26. Add water-liquid to the material list from the Fluent Database in the Materials panel.

27. Under Cell Zone condition panel, choose water-liquid for the two fluid zones.

28. Delete air under material list. This will verify if all fluid zones are using water. 29. Specify inlet as pressure inlet. Use a pressure value of 0. As for turbulence, use 10% and 18mm hydraulic diameter.

30. Specify outlet as pressure outlet. Use a pressure value of 1bar. As for turbulence, use 10% and 25mm hydraulic diameter.

31. Use PISO for Pressure-Velocity coupling and reduce Skewness Correction from 1 to 0. 32. Use PRESTO! for pressure.

33. Reduce URFs for k and e from 0.8 to 0.4. 34. Increase convergence criteria for continuity from 0.001 to 0.1, and increase the same for epsilon from 0.001 to 0.003. 35. Set up a monitor for mass flow rate at inlet.

36. Set up auto-save with a frequency of 45 for the case and data files by visiting File -> Write -> Autosave panel.

37. Reorder the domain using Mesh -> Reorder -> Domain 38. Initialize the case. 39. Save the case and data file as gerotor-tutorial-0000.cas/dat.gz 40. Create an Animation sequence for Static Pressure. a. Calculation Activities -> Solution Animation

b. Increment number of Animation Sequences to 1 c. Select Every 1 amd Time Step and Click Define.

d. Select Contours > Edit

41. Run the solution for 360 time steps. It takes a few hours to finish 360 time steps Post-processing 1. Display pressure contour on all the wall surfaces and also on inlet and outlet surfaces. Turn ON the Light On and the Head Light On in the Display -> Lights..

Turn OFF Global Range in the Contours panel while displaying the contours. 2. Create a iso-surface of constant z coordinate ( z = 5.5 mm) using the Surface -> Isosurfaces.. panel.

3. Display contours of static pressure and velocity magnitude on the iso-surface. Turn OFF the lights while displaying the contours on the iso-surface.

4. Display the vectors colored by velocity magnitude on the iso-surface. Make sure to check Fixed Length and In Plane options ON in the Vectors Options panel within the Vectors panel. Set Scale as 0.001.

5. Go to Report -> Surface Integrals panel to check the mass flow rate through the Gerotor.

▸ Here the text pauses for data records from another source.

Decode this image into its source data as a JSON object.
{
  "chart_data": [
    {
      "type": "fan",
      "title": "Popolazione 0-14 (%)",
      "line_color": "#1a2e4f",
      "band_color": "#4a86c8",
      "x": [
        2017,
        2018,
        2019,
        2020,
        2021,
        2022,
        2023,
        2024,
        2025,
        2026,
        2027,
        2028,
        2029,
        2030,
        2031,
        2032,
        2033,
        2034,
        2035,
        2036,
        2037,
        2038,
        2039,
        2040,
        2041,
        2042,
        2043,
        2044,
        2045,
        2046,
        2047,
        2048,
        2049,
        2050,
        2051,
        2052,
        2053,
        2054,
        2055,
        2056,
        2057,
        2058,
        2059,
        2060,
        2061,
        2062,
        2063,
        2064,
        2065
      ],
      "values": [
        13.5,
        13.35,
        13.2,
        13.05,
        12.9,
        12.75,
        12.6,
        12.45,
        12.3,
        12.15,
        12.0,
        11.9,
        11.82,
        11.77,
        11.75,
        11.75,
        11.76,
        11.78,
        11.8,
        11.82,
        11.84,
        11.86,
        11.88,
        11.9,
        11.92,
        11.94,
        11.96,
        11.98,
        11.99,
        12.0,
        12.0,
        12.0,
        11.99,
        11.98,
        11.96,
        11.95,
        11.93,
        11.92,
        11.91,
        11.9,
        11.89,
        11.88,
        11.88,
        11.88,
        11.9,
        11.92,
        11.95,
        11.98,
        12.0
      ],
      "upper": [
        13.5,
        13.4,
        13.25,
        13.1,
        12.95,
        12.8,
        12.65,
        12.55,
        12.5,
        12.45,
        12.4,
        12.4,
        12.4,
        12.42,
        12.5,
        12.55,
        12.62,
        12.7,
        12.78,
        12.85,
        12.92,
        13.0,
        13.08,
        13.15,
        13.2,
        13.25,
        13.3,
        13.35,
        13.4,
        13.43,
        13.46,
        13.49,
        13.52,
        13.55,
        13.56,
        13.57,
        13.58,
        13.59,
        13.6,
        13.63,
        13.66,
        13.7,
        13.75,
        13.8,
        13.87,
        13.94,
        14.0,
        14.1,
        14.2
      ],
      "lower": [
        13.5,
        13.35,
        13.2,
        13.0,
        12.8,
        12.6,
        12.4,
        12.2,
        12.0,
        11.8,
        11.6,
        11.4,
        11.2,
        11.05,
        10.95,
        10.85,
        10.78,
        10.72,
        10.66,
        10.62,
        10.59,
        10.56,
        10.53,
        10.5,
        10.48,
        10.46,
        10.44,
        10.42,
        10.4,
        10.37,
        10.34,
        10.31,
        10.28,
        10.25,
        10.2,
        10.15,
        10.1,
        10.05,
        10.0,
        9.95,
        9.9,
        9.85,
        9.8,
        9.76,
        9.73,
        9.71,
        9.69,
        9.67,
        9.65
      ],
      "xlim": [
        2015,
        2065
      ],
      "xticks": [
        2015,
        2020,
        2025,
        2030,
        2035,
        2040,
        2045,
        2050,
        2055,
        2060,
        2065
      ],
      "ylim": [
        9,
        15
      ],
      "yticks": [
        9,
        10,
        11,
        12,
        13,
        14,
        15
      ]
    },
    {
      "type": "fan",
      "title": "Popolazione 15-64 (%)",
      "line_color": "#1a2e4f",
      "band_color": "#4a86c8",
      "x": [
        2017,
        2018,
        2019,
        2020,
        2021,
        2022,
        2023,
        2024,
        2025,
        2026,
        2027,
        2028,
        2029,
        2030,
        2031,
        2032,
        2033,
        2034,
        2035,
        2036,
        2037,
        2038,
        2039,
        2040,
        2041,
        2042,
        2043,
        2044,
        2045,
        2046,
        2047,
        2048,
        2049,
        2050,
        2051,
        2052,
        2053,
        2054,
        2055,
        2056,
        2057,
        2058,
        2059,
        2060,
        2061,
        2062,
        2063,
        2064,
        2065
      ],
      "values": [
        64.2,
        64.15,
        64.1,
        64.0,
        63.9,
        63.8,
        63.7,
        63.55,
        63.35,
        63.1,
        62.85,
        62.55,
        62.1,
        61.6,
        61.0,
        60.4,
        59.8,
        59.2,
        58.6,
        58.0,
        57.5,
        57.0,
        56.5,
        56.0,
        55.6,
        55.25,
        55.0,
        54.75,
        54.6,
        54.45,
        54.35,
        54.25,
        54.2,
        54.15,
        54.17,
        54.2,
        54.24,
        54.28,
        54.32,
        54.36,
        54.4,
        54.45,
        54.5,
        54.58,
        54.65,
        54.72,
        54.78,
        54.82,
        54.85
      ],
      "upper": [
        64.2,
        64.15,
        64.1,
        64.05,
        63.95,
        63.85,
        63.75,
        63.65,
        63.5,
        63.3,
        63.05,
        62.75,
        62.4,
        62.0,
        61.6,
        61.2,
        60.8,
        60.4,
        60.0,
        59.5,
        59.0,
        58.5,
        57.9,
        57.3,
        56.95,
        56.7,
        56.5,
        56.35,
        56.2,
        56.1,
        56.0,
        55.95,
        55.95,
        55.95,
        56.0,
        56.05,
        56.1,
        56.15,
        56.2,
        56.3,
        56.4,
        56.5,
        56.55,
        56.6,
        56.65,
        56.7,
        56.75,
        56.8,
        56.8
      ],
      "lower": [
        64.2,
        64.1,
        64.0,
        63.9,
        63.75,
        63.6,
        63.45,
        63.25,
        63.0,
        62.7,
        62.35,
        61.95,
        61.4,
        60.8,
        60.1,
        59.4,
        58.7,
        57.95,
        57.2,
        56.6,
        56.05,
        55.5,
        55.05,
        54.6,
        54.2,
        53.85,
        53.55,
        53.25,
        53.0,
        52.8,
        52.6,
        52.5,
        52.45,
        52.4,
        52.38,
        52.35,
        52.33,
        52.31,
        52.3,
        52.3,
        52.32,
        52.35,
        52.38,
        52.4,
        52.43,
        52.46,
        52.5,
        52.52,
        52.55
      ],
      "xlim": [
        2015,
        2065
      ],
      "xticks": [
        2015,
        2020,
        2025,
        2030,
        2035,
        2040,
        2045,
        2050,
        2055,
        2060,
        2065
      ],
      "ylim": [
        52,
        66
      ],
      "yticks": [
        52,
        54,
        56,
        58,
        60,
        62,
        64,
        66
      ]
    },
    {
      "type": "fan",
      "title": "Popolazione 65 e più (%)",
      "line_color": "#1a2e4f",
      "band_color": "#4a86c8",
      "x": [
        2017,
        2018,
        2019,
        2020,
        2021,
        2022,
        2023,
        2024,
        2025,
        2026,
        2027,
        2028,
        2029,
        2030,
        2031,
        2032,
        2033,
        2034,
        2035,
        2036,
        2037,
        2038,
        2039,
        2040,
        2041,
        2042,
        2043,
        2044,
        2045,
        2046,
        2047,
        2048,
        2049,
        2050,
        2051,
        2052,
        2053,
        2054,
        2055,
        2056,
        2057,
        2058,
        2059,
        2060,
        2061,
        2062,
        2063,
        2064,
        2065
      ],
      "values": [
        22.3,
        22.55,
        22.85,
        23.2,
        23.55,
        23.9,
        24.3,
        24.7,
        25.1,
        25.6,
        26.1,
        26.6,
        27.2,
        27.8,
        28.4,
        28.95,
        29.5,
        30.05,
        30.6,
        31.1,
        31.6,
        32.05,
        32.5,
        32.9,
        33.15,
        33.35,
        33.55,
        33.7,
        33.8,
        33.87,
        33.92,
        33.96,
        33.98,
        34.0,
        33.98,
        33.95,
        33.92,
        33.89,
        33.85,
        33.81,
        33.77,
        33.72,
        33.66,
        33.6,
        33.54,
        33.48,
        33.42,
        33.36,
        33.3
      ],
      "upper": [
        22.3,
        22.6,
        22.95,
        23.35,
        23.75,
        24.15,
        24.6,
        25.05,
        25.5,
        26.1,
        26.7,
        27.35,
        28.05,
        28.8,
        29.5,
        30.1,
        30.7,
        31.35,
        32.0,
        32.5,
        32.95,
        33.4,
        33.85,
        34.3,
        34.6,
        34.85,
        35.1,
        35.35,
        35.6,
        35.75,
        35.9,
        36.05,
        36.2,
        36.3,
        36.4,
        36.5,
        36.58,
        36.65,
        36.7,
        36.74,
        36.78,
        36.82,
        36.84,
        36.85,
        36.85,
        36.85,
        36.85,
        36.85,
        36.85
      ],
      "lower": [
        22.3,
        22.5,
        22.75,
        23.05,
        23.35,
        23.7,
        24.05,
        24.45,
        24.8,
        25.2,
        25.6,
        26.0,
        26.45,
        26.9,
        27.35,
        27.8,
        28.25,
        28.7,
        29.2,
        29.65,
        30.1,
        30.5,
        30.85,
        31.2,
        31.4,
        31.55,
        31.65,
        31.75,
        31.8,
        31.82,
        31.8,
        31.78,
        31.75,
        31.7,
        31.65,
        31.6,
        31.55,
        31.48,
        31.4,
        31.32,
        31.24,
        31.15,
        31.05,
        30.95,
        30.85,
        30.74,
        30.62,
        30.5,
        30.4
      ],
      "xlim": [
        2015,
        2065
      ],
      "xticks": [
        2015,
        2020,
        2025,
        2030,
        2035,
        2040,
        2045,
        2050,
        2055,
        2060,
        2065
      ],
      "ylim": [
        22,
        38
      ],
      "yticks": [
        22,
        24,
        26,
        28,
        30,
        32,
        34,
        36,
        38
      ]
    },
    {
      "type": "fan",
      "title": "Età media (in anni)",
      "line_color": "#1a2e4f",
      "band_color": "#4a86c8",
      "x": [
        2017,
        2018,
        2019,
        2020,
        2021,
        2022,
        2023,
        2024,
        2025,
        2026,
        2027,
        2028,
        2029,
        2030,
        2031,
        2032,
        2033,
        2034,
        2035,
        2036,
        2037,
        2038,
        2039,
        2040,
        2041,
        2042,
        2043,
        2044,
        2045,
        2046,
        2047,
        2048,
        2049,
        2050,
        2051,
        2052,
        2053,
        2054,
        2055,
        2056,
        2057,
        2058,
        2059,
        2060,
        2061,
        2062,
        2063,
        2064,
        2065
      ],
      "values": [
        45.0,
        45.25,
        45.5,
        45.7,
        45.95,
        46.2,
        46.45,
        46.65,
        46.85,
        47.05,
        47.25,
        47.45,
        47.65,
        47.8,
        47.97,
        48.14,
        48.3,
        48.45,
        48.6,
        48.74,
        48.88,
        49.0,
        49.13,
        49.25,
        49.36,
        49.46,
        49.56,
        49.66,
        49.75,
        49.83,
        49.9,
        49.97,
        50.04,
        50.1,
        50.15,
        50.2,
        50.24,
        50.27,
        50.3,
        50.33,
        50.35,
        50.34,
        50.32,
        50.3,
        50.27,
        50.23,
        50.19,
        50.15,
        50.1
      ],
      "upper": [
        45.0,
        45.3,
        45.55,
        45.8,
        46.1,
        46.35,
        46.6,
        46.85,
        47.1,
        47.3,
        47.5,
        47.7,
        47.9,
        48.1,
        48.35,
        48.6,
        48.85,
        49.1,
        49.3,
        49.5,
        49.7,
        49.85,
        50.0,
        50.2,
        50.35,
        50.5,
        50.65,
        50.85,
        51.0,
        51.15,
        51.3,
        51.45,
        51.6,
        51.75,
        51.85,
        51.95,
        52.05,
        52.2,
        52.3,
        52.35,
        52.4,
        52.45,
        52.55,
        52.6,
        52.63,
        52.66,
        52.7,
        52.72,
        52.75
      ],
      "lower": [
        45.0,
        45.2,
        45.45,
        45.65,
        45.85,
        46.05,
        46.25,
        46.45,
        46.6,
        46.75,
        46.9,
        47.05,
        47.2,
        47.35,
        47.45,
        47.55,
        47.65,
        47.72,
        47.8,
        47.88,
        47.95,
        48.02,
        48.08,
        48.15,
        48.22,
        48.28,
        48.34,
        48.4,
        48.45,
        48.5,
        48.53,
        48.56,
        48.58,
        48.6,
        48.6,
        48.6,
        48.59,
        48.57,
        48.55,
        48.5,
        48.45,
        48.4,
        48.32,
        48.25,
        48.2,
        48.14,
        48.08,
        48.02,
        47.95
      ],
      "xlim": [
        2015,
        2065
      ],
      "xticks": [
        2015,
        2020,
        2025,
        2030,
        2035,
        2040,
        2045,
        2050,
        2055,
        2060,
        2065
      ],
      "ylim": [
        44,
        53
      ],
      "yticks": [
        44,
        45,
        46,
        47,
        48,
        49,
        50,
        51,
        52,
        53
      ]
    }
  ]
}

6. Go to Reports -> Forces to visit the Force Reports panel. Select Inner-gear and Outer-gear under Wall-Zones, Moment Center as the axis of the Gerotor which is (0,0,0), and Moments under Options. Click on Print and Fluent will report the pressure, viscous and total moment (along with coefficients) about the X, Y and Z direction. Use this value to calculate the net torque acting on the Gerotor gears. This is shown in figure below.

7. Create Animation: a. Go to Graphs and Animations -> Solution Animation Playback. b. Select Sequence-1 and Press Play to preview animation. c. Select MPEG in write options and Press Play to save a .mpeg file.

This tutorial demonstrated the application of Dynamic mesh method using UDF to solve for a Gerotor Pump. The problem involved the decomposition of geometry in Design modeler to create a structured hexahedral mesh required by the UDF and setting up the case in FLUENT. For additional details about Dynamic mesh, see chapter 11 in the separate User Guide and Chapter 3 of Theory Guide.

Further Improvements
This tutorial guides you through the steps to reach an initial solution. You may be able to obtain a more accurate solution by using an appropriate higher-order discretization scheme and by refining the mesh.